Autoridades sanitarias advierten que el calor acelera la descomposición de productos del mar cuando no se mantiene la cadena de frío, lo que incrementa la presencia de bacterias como la Salmonella. Además, persiste la creencia de que el jugo de limón elimina microorganismos en alimentos crudos; sin embargo, especialistas señalan que este método no destruye la bacteria y no sustituye la cocción adecuada.
El comercio temporal y la falta de higiene en la preparación representan factores de riesgo adicionales durante esta temporada.
De acuerdo con el Boletín Epidemiológico, semana 6, en Morelos se reporta un hombre con fiebre tifoidea; un hombre y seis mujeres con salmonelosis; 44 hombres y 64 mujeres con amebiasis intestinal; así como 24 hombres y 46 mujeres por intoxicación alimentaria bacteriana.
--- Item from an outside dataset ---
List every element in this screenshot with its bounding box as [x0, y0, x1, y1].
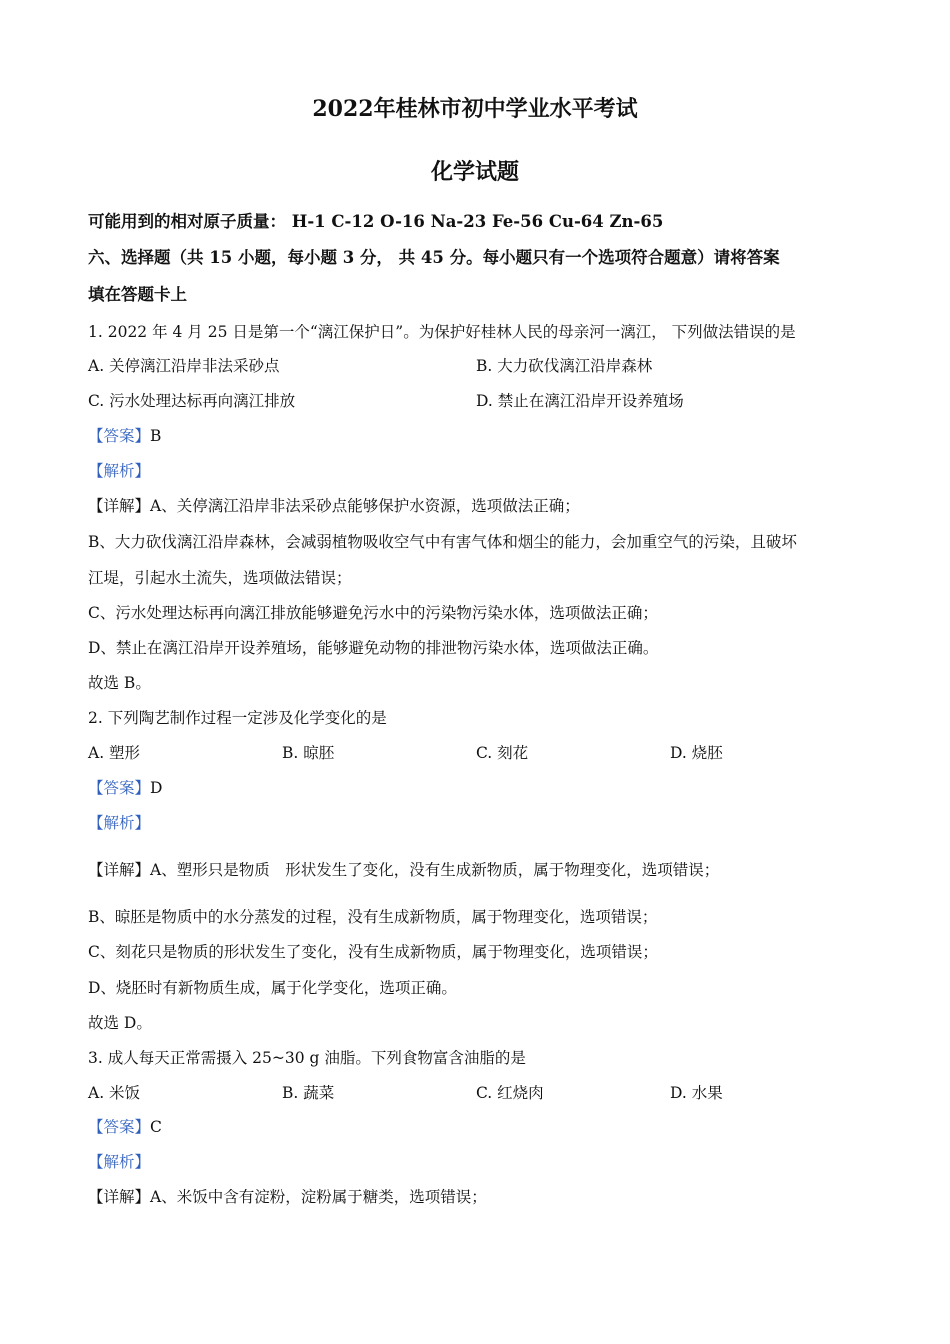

La Secretaría de Salud recomienda cocinar los alimentos a una temperatura mínima de 70 grados Celsius, verificar que el pescado esté fresco, lavar constantemente las manos, evitar la contaminación cruzada.
Los síntomas pueden presentarse entre 6 y 72 horas después de ingerir alimentos contaminados e incluyen fiebre alta, dolor abdominal intenso, náuseas, vómito y diarrea, que en casos graves puede ser sanguinolenta. Ante cualquier señal de alerta, se exhorta a la población a acudir de inmediato a una unidad médica.